Sam looked Purdue in the eye. "My fear is that if we tow this ship, and it teleports, it could take us with it. Can you imagine the implications, Purdue?”
“I can,” Purdue replied, “but if we could tow it before it disappeared…”
“Christ, Purdue!” Nina seethed. “Did none of what we just said get through to you? I just told you that the crew is not who they say they are. That alone is cause for alarm. Sam worries that the Nazi vessel might kill us all if we tow it, and you still think this is a lucrative venture? This is about our lives, Purdue!”
He had no retort. Once again, he was willing to wager their lives for one of his attempts to satisfy his craving for adventure. Sam’s big dark eyes implored him. “Purdue, down there I saw the mangled bodies of people embedded in the walls of the ship.”
Nina put her hand in front of her mouth not to yelp, but her eyes were wide in horror. Sam continued. “Do you know what that must be like, David? That ship is fucking evil; yet another Nazi atrocity! Its very existence is a secret - an evil secret.”
Chapte r 30 – Insidious
Mieke and Zain looked over the ocean as the sun was about to set.

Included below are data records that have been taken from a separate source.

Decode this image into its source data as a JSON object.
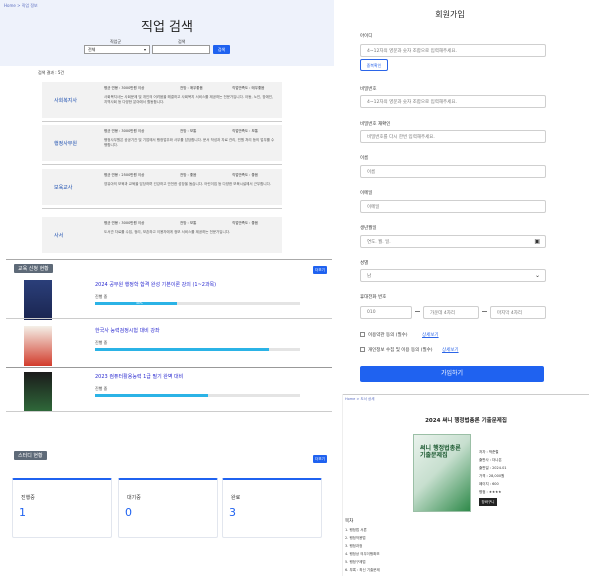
{
  "left": {
    "breadcrumb": "Home > 직업 정보",
    "hero_title": "직업 검색",
    "search": {
      "category_label": "직업군",
      "category_value": "전체",
      "keyword_label": "검색",
      "keyword_placeholder": "",
      "button": "검색"
    },
    "result_count": "검색 결과 : 5건",
    "jobs": [
      {
        "title": "사회복지사",
        "m1": "평균 연봉 : 3000만원 이상",
        "m2": "전망 : 매우좋음",
        "m3": "직업만족도 : 매우좋음",
        "desc": "사회복지사는 사회문제 및 개인의 어려움을 해결하고 사회복지 서비스를 제공하는 전문가입니다. 아동, 노인, 장애인, 지역사회 등 다양한 분야에서 활동합니다."
      },
      {
        "title": "행정사무원",
        "m1": "평균 연봉 : 3000만원 이상",
        "m2": "전망 : 보통",
        "m3": "직업만족도 : 보통",
        "desc": "행정사무원은 공공기관 및 기업에서 행정업무와 사무를 담당합니다. 문서 작성과 자료 관리, 민원 처리 등의 업무를 수행합니다."
      },
      {
        "title": "보육교사",
        "m1": "평균 연봉 : 2500만원 이상",
        "m2": "전망 : 좋음",
        "m3": "직업만족도 : 좋음",
        "desc": "영유아의 보육과 교육을 담당하며 건강하고 안전한 성장을 돕습니다. 어린이집 등 다양한 보육시설에서 근무합니다."
      },
      {
        "title": "사서",
        "m1": "평균 연봉 : 3000만원 이상",
        "m2": "전망 : 보통",
        "m3": "직업만족도 : 좋음",
        "desc": "도서관 자료를 수집, 정리, 보존하고 이용자에게 정보 서비스를 제공하는 전문가입니다."
      }
    ],
    "courses_section": {
      "title": "교육 신청 현황",
      "more": "더보기",
      "items": [
        {
          "title": "2024 공무원 행정학 합격 완성 기본이론 강의 (1~2과목)",
          "meta": "진행 중",
          "progress": 40
        },
        {
          "title": "한국사 능력검정시험 대비 강좌",
          "meta": "진행 중",
          "progress": 80
        },
        {
          "title": "2023 컴퓨터활용능력 1급 필기 완벽 대비",
          "meta": "진행 중",
          "progress": 55
        }
      ]
    },
    "study_section": {
      "title": "스터디 현황",
      "more": "더보기",
      "stats": [
        {
          "label": "진행중",
          "value": "1"
        },
        {
          "label": "대기중",
          "value": "0"
        },
        {
          "label": "완료",
          "value": "3"
        }
      ]
    }
  },
  "signup": {
    "title": "회원가입",
    "fields": [
      {
        "label": "아이디",
        "placeholder": "4~12자의 영문과 숫자 조합으로 입력해주세요."
      },
      {
        "label": "비밀번호",
        "placeholder": "4~12자의 영문과 숫자 조합으로 입력해주세요."
      },
      {
        "label": "비밀번호 재확인",
        "placeholder": "비밀번호를 다시 한번 입력해주세요."
      },
      {
        "label": "이름",
        "placeholder": "이름"
      },
      {
        "label": "이메일",
        "placeholder": "이메일"
      },
      {
        "label": "생년월일",
        "placeholder": "연도. 월. 일."
      },
      {
        "label": "성별",
        "placeholder": "남"
      },
      {
        "label": "휴대전화 번호",
        "placeholder": ""
      }
    ],
    "check_button": "중복확인",
    "phone": {
      "p1": "010",
      "p2": "가운데 4자리",
      "p3": "마지막 4자리"
    },
    "agree1": "이용약관 동의 (필수)",
    "agree1_link": "상세보기",
    "agree2": "개인정보 수집 및 이용 동의 (필수)",
    "agree2_link": "상세보기",
    "submit": "가입하기"
  },
  "book": {
    "breadcrumb": "Home > 도서 상세",
    "title": "2024 써니 행정법총론 기출문제집",
    "cover_text": "써니 행정법총론 기출문제집",
    "info": [
      "저자 : 박준철",
      "출판사 : 더나은",
      "출판일 : 2024.01",
      "가격 : 28,000원",
      "페이지 : 600",
      "평점 : ★★★★"
    ],
    "button": "장바구니",
    "toc_title": "목차",
    "toc": [
      "1. 행정법 서론",
      "2. 행정작용법",
      "3. 행정과정",
      "4. 행정상 의무이행확보",
      "5. 행정구제법",
      "6. 부록 : 최신 기출문제"
    ]
  }
}
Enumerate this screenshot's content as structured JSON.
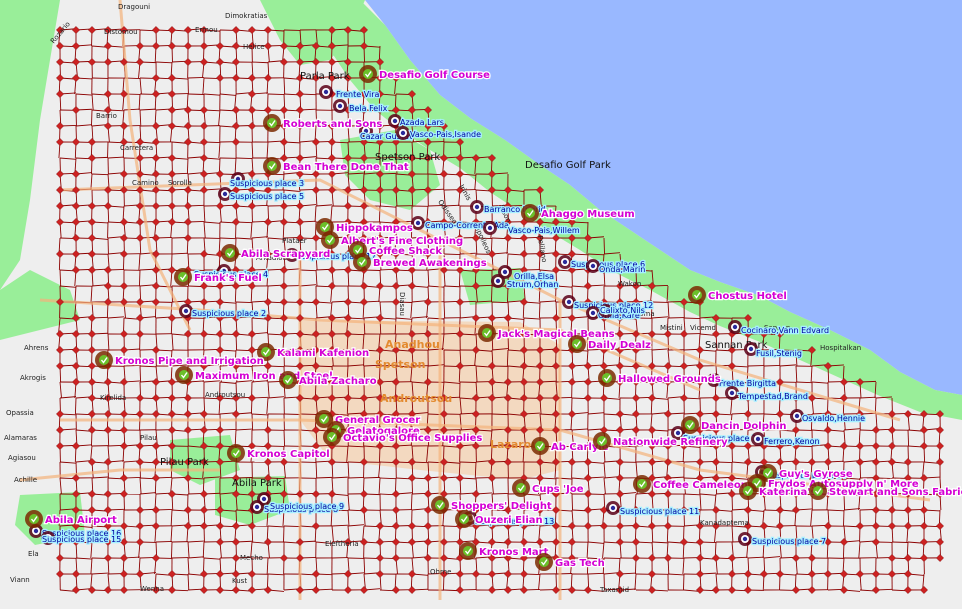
{
  "colors": {
    "water": "#99b8ff",
    "park": "#99ee99",
    "land": "#eeeeee",
    "road": "#8b0000",
    "node": "#cc2222",
    "district_fill": "#f7c99a",
    "poi_text": "#d400d4",
    "suspicious_text": "#0000a0",
    "suspicious_box": "#a6f0ff",
    "poi_marker": "#6bbf2a"
  },
  "parks": [
    {
      "label": "Desafio Golf Park"
    },
    {
      "label": "Spetson Park"
    },
    {
      "label": "Pilau Park"
    },
    {
      "label": "Abila Park"
    },
    {
      "label": "Parla Park"
    },
    {
      "label": "Sannan Park"
    }
  ],
  "districts": [
    "Anadhou",
    "Spetson",
    "Androutsou",
    "Lazarou"
  ],
  "streets": [
    "Dragouni",
    "Rozario",
    "Distomou",
    "Dimokratias",
    "Ermou",
    "Helice",
    "Carretera",
    "Camino",
    "Barrio",
    "Sorolla",
    "Pilau",
    "Mecho",
    "Kust",
    "Wenna",
    "Ahrens",
    "Akrogis",
    "Alamaras",
    "Agiasou",
    "Opassia",
    "Achille",
    "Ela",
    "Viann",
    "Eleftheria",
    "Androutsou",
    "Plataer",
    "Odisseos",
    "Irinis",
    "Jason",
    "Tripolleos",
    "Pelilano",
    "Kirelida",
    "Diasau",
    "Arkadiou",
    "Parla",
    "Kallis",
    "Wakon",
    "Noma",
    "Mistini",
    "Sannan",
    "Hospitalkan",
    "Taxamid",
    "Ohrne",
    "Vicemd",
    "Kanadaptema"
  ],
  "poi": [
    {
      "label": "Desafio Golf Course"
    },
    {
      "label": "Roberts and Sons"
    },
    {
      "label": "Bean There Done That"
    },
    {
      "label": "Hippokampos"
    },
    {
      "label": "Abila Scrapyard"
    },
    {
      "label": "Frank's Fuel"
    },
    {
      "label": "Albert's Fine Clothing"
    },
    {
      "label": "Coffee Shack"
    },
    {
      "label": "Brewed Awakenings"
    },
    {
      "label": "Ahaggo Museum"
    },
    {
      "label": "Chostus Hotel"
    },
    {
      "label": "Jack's Magical Beans"
    },
    {
      "label": "Daily Dealz"
    },
    {
      "label": "Kalami Kafenion"
    },
    {
      "label": "Kronos Pipe and Irrigation"
    },
    {
      "label": "Maximum Iron and Steel"
    },
    {
      "label": "Abila Zacharo"
    },
    {
      "label": "Hallowed Grounds"
    },
    {
      "label": "General Grocer"
    },
    {
      "label": "Gelatogalore"
    },
    {
      "label": "Octavio's Office Supplies"
    },
    {
      "label": "Ab Carlyle"
    },
    {
      "label": "Nationwide Refinery"
    },
    {
      "label": "Dancin Dolphin"
    },
    {
      "label": "Kronos Capitol"
    },
    {
      "label": "Coffee Cameleon"
    },
    {
      "label": "Guy's Gyrose"
    },
    {
      "label": "Frydos Autosupply n' More"
    },
    {
      "label": "Katerina's Cafe"
    },
    {
      "label": "Stewart and Sons Fabrication"
    },
    {
      "label": "Cups 'Joe"
    },
    {
      "label": "Shoppers' Delight"
    },
    {
      "label": "Ouzeri Elian"
    },
    {
      "label": "Kronos Mart"
    },
    {
      "label": "Gas Tech"
    },
    {
      "label": "Abila Airport"
    }
  ],
  "suspicious": [
    {
      "label": "Frente Vira"
    },
    {
      "label": "Bela Felix"
    },
    {
      "label": "Azada Lars"
    },
    {
      "label": "Cazar Gustav"
    },
    {
      "label": "Vasco-Pais,Isande"
    },
    {
      "label": "Suspicious place 3"
    },
    {
      "label": "Suspicious place 5"
    },
    {
      "label": "Barranco Ingrid"
    },
    {
      "label": "Campo-Corrente,Ada"
    },
    {
      "label": "Vasco-Pais,Willem"
    },
    {
      "label": "Suspicious place 17"
    },
    {
      "label": "Suspicious place 4"
    },
    {
      "label": "Orilla,Elsa"
    },
    {
      "label": "Strum,Orhan"
    },
    {
      "label": "Suspicious place 6"
    },
    {
      "label": "Onda,Marin"
    },
    {
      "label": "Suspicious place 2"
    },
    {
      "label": "Suspicious place 12"
    },
    {
      "label": "Orilla,Kare"
    },
    {
      "label": "Calixto,Nils"
    },
    {
      "label": "Cocinaro,Vann Edvard"
    },
    {
      "label": "Fusil,Stenig"
    },
    {
      "label": "Frente Birgitta"
    },
    {
      "label": "Tempestad,Brand"
    },
    {
      "label": "Osvaldo,Hennie"
    },
    {
      "label": "Suspicious place 1"
    },
    {
      "label": "Ferrero,Kenon"
    },
    {
      "label": "Suspicious place 8"
    },
    {
      "label": "Suspicious place 9"
    },
    {
      "label": "Suspicious place 11"
    },
    {
      "label": "Suspicious place 14"
    },
    {
      "label": "Suspicious place 13"
    },
    {
      "label": "Suspicious place 16"
    },
    {
      "label": "Suspicious place 15"
    },
    {
      "label": "Suspicious place 7"
    }
  ]
}
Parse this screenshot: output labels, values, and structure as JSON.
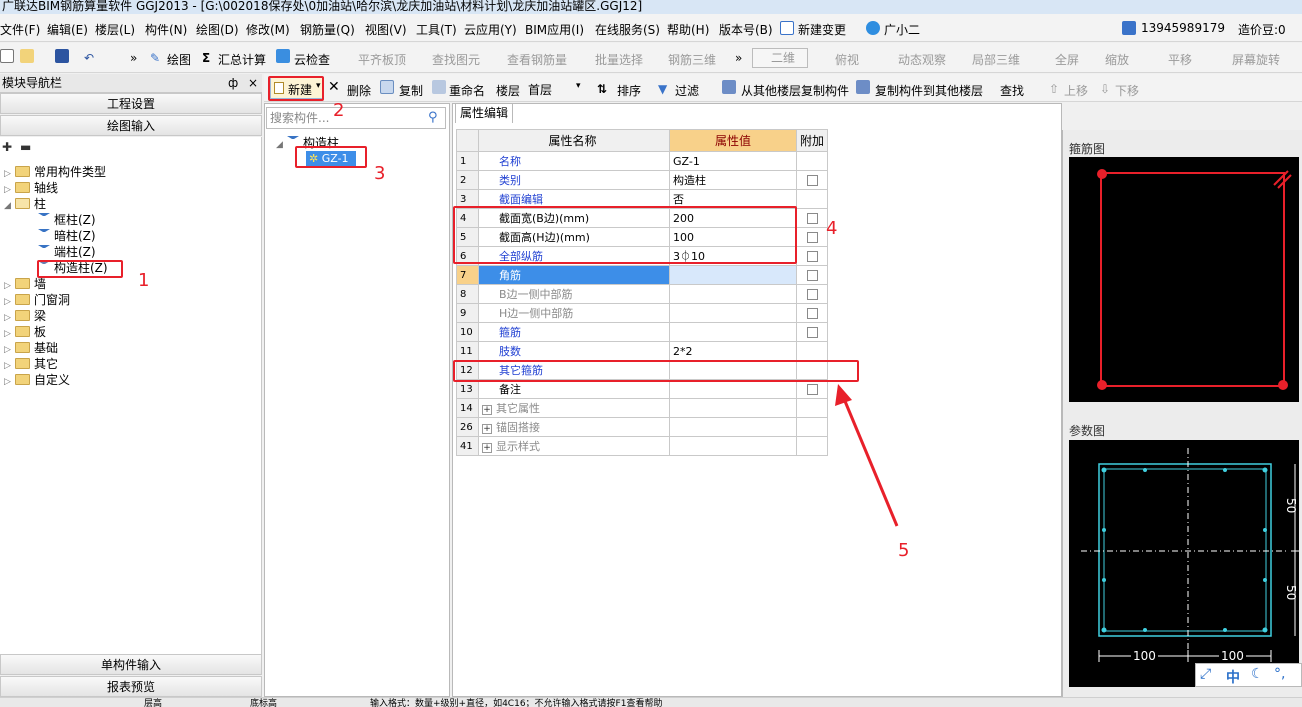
{
  "window": {
    "title": "广联达BIM钢筋算量软件 GGJ2013 - [G:\\002018保存处\\0加油站\\哈尔滨\\龙庆加油站\\材料计划\\龙庆加油站罐区.GGJ12]"
  },
  "menu": {
    "items": [
      "文件(F)",
      "编辑(E)",
      "楼层(L)",
      "构件(N)",
      "绘图(D)",
      "修改(M)",
      "钢筋量(Q)",
      "视图(V)",
      "工具(T)",
      "云应用(Y)",
      "BIM应用(I)",
      "在线服务(S)",
      "帮助(H)",
      "版本号(B)",
      "新建变更",
      "广小二"
    ],
    "phone": "13945989179",
    "cost_beans": "造价豆:0"
  },
  "toolbar1": {
    "items": [
      "绘图",
      "汇总计算",
      "云检查",
      "平齐板顶",
      "查找图元",
      "查看钢筋量",
      "批量选择",
      "钢筋三维",
      "二维",
      "俯视",
      "动态观察",
      "局部三维",
      "全屏",
      "缩放",
      "平移",
      "屏幕旋转"
    ]
  },
  "nav": {
    "title": "模块导航栏",
    "pin": "ф",
    "close": "×",
    "engineering_settings": "工程设置",
    "drawing_input": "绘图输入",
    "tree": [
      {
        "label": "常用构件类型",
        "level": 0
      },
      {
        "label": "轴线",
        "level": 0
      },
      {
        "label": "柱",
        "level": 0
      },
      {
        "label": "框柱(Z)",
        "level": 1
      },
      {
        "label": "暗柱(Z)",
        "level": 1
      },
      {
        "label": "端柱(Z)",
        "level": 1
      },
      {
        "label": "构造柱(Z)",
        "level": 1
      },
      {
        "label": "墙",
        "level": 0
      },
      {
        "label": "门窗洞",
        "level": 0
      },
      {
        "label": "梁",
        "level": 0
      },
      {
        "label": "板",
        "level": 0
      },
      {
        "label": "基础",
        "level": 0
      },
      {
        "label": "其它",
        "level": 0
      },
      {
        "label": "自定义",
        "level": 0
      }
    ],
    "single_input": "单构件输入",
    "report_preview": "报表预览"
  },
  "toolbar2": {
    "new": "新建",
    "delete": "删除",
    "copy": "复制",
    "rename": "重命名",
    "floor_label": "楼层",
    "floor_value": "首层",
    "sort": "排序",
    "filter": "过滤",
    "copy_from": "从其他楼层复制构件",
    "copy_to": "复制构件到其他楼层",
    "find": "查找",
    "move_up": "上移",
    "move_down": "下移"
  },
  "component_panel": {
    "search_placeholder": "搜索构件...",
    "root": "构造柱",
    "child": "GZ-1"
  },
  "props": {
    "tab": "属性编辑",
    "header_name": "属性名称",
    "header_value": "属性值",
    "header_add": "附加",
    "rows": [
      {
        "num": "1",
        "name": "名称",
        "value": "GZ-1"
      },
      {
        "num": "2",
        "name": "类别",
        "value": "构造柱"
      },
      {
        "num": "3",
        "name": "截面编辑",
        "value": "否"
      },
      {
        "num": "4",
        "name": "截面宽(B边)(mm)",
        "value": "200"
      },
      {
        "num": "5",
        "name": "截面高(H边)(mm)",
        "value": "100"
      },
      {
        "num": "6",
        "name": "全部纵筋",
        "value": "3⏀10"
      },
      {
        "num": "7",
        "name": "角筋",
        "value": ""
      },
      {
        "num": "8",
        "name": "B边一侧中部筋",
        "value": ""
      },
      {
        "num": "9",
        "name": "H边一侧中部筋",
        "value": ""
      },
      {
        "num": "10",
        "name": "箍筋",
        "value": ""
      },
      {
        "num": "11",
        "name": "肢数",
        "value": "2*2"
      },
      {
        "num": "12",
        "name": "其它箍筋",
        "value": ""
      },
      {
        "num": "13",
        "name": "备注",
        "value": ""
      },
      {
        "num": "14",
        "name": "其它属性",
        "value": ""
      },
      {
        "num": "26",
        "name": "锚固搭接",
        "value": ""
      },
      {
        "num": "41",
        "name": "显示样式",
        "value": ""
      }
    ]
  },
  "right": {
    "stirrup_title": "箍筋图",
    "param_title": "参数图",
    "dim_right_top": "50",
    "dim_right_bottom": "50",
    "dim_bottom_left": "100",
    "dim_bottom_right": "100"
  },
  "ime": {
    "label": "中"
  },
  "annotations": [
    "1",
    "2",
    "3",
    "4",
    "5"
  ],
  "status": {
    "floor_height": "层高",
    "floor_bottom_elev": "底标高",
    "hint": "输入格式：数量+级别+直径，如4C16；不允许输入格式请按F1查看帮助"
  },
  "colors": {
    "highlight": "#e8202a",
    "selection": "#3d8ee8",
    "header_value": "#f8d18a",
    "link_blue": "#1f3fd2"
  }
}
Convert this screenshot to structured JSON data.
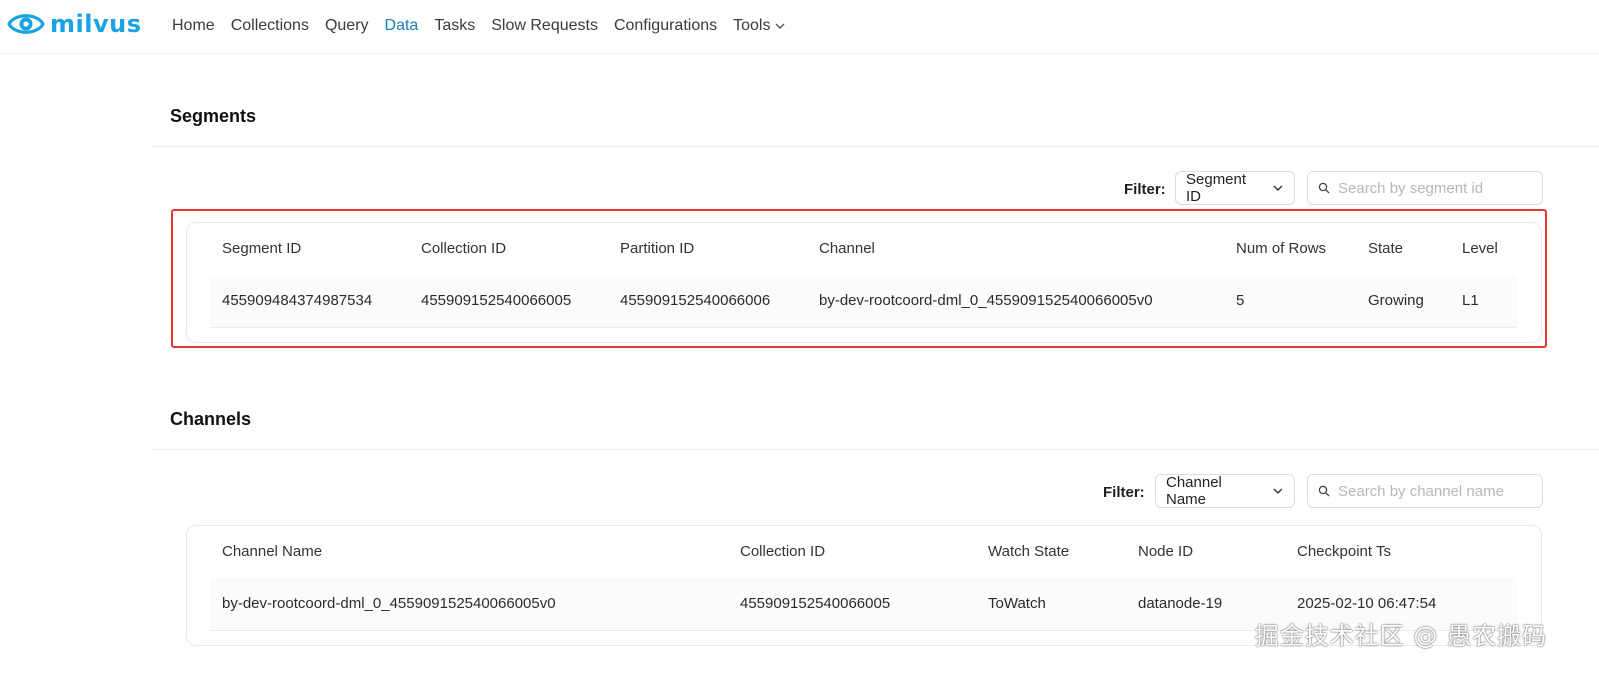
{
  "brand": {
    "name": "milvus",
    "color": "#1aa3e3"
  },
  "nav": {
    "items": [
      "Home",
      "Collections",
      "Query",
      "Data",
      "Tasks",
      "Slow Requests",
      "Configurations"
    ],
    "active": "Data",
    "tools_label": "Tools"
  },
  "segments": {
    "title": "Segments",
    "filter_label": "Filter:",
    "filter_select": "Segment ID",
    "search_placeholder": "Search by segment id",
    "columns": [
      "Segment ID",
      "Collection ID",
      "Partition ID",
      "Channel",
      "Num of Rows",
      "State",
      "Level"
    ],
    "rows": [
      [
        "455909484374987534",
        "455909152540066005",
        "455909152540066006",
        "by-dev-rootcoord-dml_0_455909152540066005v0",
        "5",
        "Growing",
        "L1"
      ]
    ]
  },
  "channels": {
    "title": "Channels",
    "filter_label": "Filter:",
    "filter_select": "Channel Name",
    "search_placeholder": "Search by channel name",
    "columns": [
      "Channel Name",
      "Collection ID",
      "Watch State",
      "Node ID",
      "Checkpoint Ts"
    ],
    "rows": [
      [
        "by-dev-rootcoord-dml_0_455909152540066005v0",
        "455909152540066005",
        "ToWatch",
        "datanode-19",
        "2025-02-10 06:47:54"
      ]
    ]
  },
  "watermark": "掘金技术社区 @ 愚农搬码",
  "colors": {
    "highlight": "#e53935",
    "nav_active": "#1a7fb8"
  }
}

“I don’t think I can eat tonight,” Zain admitted. “Those people drowning really got to me.”
She looked taken aback by his sentiment. Mieke placed her hand on his and moved closer to his large frame. He looked down at her, noticing how beautiful she was. Like Crystal, she had enthralling blue eyes that pierced through anyone looking directly at them.
“You? A hardened security advisor should not be put off by something as mundane?” she said.
“Mundane?” he snapped. “I had lunch with those two men, Mieke! I got to know them. Granted yes, they were scum without morals and terrible manners, but they were brothers…in a sense.” He paused for a moment, recalling what he just said to make sure it was accurate for the likes of her. “I don’t expect a girl like you to understand.”
"A girl like me?" she asked offendedly.
“Yes, an academic with a safe little life. Probably a rich mommy and daddy who paid for your education. You know nothing about the brotherhood of crude men,” he explained almost proudly.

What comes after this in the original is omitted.